Treat yourself to a well-balanced meal a few times a week. Salmon and asparagus are great on the BBQ. For indoor meals try using your crockpot. A hearty stew with lots of vegetables is always a welcome meal. 


Use smaller plates


When plating your food, put it on a salad plate as opposed to a dinner plate. This convinces the brain that there is more food on the smaller plate, causing you to think your full when finished. This is called the Delboeuf illusion. It is the illusion our brains tell our hunger levels. When the same amount of food on large and small plates, is presented to the consumer, the consumer inevitably chooses the smaller plate believing they are getting more food. 


Next time you are having a healthy dinner at home, use the smaller plate for your main course and the larger plate for salad or vegetables. When dining out, ask for a side plate for your meal. If you are still hungry later, you will have leftovers to reach for. 


Go after the rainbow


This idea works great on salads and for snacks. The Centers for Disease Control recommend, “…federal guidelines recommend that adults eat at least 1.5 to 2 cups per day of fruit and 2 to 3 cups per day of vegetables.”


When making your next salad, add some red peppers and mushrooms for added protein.
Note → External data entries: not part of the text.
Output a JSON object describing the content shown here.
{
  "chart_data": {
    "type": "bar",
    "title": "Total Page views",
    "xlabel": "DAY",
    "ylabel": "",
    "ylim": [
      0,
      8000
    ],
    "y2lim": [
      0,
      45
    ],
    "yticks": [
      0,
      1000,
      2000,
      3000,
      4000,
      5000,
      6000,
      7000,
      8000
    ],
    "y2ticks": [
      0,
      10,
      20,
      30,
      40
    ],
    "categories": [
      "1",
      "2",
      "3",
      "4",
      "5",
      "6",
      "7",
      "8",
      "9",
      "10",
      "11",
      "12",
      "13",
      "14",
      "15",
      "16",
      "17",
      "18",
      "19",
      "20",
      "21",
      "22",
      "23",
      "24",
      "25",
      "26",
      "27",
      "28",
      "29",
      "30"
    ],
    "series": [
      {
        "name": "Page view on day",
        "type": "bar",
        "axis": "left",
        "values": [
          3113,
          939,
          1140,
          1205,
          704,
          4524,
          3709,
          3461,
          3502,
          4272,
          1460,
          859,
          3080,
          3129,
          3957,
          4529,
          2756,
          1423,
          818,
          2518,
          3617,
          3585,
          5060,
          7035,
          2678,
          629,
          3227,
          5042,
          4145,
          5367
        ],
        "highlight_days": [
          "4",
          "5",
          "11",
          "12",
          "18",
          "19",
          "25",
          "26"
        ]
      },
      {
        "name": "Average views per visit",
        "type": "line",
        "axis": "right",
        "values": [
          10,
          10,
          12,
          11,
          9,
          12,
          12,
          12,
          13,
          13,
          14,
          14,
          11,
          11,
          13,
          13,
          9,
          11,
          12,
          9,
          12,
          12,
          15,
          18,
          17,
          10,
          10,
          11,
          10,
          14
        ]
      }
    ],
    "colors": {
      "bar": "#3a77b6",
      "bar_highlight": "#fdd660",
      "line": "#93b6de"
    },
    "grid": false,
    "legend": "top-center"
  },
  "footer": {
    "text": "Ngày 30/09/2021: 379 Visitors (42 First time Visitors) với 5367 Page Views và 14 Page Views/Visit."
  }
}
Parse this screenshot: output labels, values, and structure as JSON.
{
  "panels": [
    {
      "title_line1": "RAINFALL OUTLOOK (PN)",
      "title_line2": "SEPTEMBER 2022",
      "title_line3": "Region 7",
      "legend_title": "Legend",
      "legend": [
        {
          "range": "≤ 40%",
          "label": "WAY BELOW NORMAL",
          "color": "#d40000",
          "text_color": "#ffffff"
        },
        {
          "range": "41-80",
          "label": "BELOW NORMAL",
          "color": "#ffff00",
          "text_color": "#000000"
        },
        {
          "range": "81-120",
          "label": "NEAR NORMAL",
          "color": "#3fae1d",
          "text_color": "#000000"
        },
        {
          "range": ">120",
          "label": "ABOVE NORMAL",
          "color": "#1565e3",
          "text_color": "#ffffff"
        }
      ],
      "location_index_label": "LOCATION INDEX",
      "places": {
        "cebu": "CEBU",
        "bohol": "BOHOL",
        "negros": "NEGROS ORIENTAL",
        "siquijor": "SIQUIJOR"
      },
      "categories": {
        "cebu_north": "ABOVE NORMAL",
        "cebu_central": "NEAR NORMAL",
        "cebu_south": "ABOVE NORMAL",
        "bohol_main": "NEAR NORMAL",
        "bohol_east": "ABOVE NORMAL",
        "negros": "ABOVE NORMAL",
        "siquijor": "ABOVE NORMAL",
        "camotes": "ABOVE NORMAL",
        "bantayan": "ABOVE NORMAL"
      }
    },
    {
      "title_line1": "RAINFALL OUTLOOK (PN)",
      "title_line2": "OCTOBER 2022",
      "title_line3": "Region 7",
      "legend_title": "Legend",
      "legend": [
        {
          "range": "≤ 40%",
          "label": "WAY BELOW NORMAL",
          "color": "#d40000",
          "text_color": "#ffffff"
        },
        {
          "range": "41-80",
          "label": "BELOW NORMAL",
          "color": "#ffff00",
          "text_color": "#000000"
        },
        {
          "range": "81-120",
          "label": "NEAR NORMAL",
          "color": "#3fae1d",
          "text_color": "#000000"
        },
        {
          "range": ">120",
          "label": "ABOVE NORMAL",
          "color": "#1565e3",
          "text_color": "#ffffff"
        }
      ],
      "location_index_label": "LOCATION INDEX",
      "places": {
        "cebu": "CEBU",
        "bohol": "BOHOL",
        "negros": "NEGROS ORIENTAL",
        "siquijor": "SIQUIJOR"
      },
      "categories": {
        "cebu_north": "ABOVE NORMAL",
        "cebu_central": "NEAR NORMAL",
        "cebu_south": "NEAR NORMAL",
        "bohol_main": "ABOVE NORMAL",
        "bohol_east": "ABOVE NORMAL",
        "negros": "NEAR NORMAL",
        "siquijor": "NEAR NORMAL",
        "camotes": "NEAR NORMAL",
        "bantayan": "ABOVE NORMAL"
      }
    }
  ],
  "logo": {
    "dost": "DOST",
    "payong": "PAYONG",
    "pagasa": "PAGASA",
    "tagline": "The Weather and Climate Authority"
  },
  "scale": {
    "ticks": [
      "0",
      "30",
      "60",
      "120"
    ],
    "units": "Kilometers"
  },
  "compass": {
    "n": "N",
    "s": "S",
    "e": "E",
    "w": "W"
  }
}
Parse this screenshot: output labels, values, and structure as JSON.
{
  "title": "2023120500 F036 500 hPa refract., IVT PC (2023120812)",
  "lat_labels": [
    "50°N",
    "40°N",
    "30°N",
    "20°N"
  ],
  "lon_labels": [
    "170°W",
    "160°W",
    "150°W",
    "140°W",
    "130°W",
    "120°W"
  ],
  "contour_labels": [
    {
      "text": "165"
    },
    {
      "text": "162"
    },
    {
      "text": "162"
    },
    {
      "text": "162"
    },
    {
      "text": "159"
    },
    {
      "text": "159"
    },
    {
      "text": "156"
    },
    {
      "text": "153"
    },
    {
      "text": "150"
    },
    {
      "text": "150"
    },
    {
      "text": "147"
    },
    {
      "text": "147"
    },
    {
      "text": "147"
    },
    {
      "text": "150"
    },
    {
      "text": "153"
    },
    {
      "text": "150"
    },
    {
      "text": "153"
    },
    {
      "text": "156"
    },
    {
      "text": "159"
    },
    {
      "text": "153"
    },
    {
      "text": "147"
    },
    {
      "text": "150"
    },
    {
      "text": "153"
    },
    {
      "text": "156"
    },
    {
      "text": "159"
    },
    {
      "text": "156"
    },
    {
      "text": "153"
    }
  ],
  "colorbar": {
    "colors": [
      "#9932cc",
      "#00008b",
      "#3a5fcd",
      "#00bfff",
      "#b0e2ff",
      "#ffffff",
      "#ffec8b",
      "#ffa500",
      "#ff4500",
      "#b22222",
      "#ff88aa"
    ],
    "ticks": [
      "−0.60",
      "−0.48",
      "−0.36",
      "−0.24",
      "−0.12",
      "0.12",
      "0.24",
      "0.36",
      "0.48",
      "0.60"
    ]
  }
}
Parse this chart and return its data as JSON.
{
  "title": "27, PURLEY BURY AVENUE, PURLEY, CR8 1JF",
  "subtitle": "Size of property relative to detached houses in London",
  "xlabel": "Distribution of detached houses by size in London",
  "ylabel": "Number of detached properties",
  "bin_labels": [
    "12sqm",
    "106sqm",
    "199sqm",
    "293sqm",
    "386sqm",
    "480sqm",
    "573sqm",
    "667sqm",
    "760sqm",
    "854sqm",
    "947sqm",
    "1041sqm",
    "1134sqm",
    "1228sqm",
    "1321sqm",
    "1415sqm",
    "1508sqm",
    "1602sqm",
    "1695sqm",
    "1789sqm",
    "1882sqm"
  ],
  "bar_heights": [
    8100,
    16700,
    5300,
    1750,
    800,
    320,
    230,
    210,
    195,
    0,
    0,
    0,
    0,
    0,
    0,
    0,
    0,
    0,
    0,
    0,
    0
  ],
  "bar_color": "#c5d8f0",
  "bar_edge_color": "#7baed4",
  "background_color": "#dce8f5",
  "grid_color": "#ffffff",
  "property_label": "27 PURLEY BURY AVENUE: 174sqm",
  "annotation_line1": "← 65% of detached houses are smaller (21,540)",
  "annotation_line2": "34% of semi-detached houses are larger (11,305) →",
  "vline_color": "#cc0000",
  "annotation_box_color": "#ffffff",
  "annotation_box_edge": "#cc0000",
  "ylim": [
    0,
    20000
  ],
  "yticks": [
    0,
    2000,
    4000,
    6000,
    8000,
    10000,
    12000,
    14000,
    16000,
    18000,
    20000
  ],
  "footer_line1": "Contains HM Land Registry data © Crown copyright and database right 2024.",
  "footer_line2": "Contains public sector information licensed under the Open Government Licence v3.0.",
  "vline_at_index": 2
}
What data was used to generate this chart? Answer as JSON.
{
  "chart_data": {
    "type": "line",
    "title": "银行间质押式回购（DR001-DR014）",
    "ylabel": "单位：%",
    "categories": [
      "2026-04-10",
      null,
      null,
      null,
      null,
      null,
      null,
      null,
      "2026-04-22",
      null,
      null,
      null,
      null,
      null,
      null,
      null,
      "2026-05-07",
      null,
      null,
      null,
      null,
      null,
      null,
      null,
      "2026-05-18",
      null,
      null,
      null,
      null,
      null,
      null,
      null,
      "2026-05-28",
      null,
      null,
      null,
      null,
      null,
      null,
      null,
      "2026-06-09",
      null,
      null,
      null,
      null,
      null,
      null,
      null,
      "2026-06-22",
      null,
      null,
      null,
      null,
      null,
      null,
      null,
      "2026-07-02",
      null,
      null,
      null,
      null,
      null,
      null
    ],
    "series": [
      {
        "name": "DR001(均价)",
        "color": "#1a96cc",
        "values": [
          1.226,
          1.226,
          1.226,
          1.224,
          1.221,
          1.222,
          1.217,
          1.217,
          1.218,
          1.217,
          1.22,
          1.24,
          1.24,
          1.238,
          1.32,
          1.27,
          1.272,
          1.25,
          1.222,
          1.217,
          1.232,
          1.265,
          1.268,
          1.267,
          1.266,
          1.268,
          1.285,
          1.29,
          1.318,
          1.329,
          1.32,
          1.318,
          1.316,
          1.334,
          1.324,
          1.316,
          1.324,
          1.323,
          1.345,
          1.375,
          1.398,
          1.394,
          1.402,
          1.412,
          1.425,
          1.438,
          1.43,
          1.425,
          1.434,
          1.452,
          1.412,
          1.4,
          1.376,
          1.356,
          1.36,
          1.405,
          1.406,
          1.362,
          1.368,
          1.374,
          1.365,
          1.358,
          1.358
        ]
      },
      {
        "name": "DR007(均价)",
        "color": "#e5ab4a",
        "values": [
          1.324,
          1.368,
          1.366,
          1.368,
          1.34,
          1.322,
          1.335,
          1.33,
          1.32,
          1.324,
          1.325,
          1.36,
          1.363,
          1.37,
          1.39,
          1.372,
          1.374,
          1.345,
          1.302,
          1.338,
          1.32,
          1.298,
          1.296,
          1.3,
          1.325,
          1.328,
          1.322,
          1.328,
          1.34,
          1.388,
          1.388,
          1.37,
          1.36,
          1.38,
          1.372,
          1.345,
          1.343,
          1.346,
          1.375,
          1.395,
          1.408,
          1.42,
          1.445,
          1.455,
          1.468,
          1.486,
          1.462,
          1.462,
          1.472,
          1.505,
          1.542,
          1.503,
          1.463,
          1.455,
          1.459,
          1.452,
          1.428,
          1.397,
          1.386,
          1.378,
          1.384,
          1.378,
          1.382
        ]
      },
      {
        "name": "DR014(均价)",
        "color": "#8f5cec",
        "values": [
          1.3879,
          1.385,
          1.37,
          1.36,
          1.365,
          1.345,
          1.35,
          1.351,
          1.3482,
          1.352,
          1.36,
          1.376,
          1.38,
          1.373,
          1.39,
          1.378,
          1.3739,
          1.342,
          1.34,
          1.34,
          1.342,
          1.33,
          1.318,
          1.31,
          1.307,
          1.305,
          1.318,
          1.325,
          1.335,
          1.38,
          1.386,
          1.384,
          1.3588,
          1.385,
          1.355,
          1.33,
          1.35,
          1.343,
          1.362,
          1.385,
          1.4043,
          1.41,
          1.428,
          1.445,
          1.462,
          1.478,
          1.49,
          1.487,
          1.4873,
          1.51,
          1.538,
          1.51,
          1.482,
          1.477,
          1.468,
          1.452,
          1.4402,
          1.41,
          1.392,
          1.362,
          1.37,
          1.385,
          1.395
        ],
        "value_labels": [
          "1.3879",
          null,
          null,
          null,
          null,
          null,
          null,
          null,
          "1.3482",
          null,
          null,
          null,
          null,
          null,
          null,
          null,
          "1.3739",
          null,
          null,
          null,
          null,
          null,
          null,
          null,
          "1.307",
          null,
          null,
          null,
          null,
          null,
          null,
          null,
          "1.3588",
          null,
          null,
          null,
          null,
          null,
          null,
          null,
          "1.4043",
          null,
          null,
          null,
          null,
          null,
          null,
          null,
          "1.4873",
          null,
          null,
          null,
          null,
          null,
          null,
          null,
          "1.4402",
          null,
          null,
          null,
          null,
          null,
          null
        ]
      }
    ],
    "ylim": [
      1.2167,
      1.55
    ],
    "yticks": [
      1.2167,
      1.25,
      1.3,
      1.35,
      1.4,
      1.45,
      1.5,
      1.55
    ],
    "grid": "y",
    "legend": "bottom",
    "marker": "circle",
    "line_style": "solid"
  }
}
When craving something sweet, make yourself a fruit bar. Add fresh sliced strawberries, blueberries, and bananas to a Greek yogurt. For added crunch add some low-fat granola. Each week try something new and begin enjoying eating fruits and vegetables again. 

 

In Conclusion 

 

Make sure you check in with your body when changing your diet. The idea is to change your habits, and way of thinking about food. Before long, you will enjoy the idea of cooking good food and eating healthier. As French Author Francois de La Rochefoucauld once quoted, “To eat is a necessity, but to eat intelligently is an art.”